In a superficial way, he was wrong.  The memory of Gallipoli didn't fade.  In 2015 we celebrate the day with an over-the-top fervour hardly dreamt of in 1971, with lavish and expensive celebrations, a huge Australian re-invasion of Anzac Cove and commemorations in every suburb and town.  Yet in the midst of this militaristic orgy we are watching a massive forgetting.  Instead of the "mad world of blood death and fire" we celebrate heroism, noble sacrifice, the undaunted warrior.  Meanwhile we continue to blindly send troops to help our colonial masters fight ill-considered wars in faraway Islamic countries and pointlessly sacrifice their lives in the service of some new piece of imperialist folly.

The narrator's amputation is given its second resonance by referencing Banjo Paterson's 'Waltzing Matilda'.  This other iconic Australian song celebrates an older vision of Australia, one that Bogle's narrator is living before the war intervenes - the romance of the swag, Australia as a place of freedom from care, of wandering labourers travelling the vast outback, fighting the elements to carve a new nation out of this arid continent.

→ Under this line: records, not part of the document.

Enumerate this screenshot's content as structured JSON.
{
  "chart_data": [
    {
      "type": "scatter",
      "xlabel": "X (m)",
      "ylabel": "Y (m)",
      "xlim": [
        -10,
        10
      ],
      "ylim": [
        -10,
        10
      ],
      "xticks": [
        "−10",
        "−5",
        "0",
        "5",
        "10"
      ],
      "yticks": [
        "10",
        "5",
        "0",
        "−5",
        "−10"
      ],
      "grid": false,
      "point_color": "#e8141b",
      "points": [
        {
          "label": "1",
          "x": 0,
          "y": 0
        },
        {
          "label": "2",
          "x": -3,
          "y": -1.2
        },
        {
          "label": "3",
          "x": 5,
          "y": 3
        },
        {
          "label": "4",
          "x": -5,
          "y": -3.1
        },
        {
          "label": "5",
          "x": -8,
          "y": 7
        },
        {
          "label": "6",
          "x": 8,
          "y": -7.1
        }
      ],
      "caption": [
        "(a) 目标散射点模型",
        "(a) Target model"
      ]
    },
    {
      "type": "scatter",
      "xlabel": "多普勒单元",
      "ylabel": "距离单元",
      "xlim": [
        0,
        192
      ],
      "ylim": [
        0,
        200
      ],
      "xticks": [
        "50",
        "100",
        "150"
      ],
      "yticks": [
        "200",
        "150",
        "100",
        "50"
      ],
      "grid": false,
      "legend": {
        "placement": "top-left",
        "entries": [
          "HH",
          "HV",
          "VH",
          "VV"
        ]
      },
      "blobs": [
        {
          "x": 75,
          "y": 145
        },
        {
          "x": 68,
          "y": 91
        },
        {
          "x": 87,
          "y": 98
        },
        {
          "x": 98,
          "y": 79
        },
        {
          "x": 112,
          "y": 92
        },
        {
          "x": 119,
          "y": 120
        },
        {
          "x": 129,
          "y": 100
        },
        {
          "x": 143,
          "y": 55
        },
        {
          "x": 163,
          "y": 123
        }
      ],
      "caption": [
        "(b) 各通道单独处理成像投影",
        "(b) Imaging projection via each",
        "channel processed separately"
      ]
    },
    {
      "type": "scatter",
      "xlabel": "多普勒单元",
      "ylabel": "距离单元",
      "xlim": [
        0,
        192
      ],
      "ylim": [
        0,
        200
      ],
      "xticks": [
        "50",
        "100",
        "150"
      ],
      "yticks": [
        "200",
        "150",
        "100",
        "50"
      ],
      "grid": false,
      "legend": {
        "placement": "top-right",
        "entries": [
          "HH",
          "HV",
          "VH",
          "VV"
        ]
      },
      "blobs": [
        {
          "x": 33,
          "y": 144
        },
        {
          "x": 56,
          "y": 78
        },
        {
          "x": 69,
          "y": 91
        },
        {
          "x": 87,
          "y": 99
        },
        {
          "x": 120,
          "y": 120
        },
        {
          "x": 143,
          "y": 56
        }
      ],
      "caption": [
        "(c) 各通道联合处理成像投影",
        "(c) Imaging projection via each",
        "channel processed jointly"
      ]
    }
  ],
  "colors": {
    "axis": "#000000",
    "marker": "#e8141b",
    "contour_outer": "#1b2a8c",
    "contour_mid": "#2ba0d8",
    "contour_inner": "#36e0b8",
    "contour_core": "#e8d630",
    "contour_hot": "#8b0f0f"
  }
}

No more.  "It's time to stop rambling, there's work to be done", and the old life can never be resumed.  The band might still play the song, but there is no such thing as a legless swagman.  Australia is a different place.  The "free life of the rover" is replaced by this grim, baffled marching, the old men "all bent, stiff and sore" if they are not confined to the porch.  If Gallipoli was a defining moment for our nation it defined our loss of innocence, the replacement of our romantic pioneering spirit with the serious and bloody business of war.

If we must remember Anzac Day then at least we should refrain from celebrating it.  Instead, the appropriate response is a sustained day of weeping, the donning of sackcloth and ashes and solemn vows to stop making the same mistakes.  Until then, I will be staying home.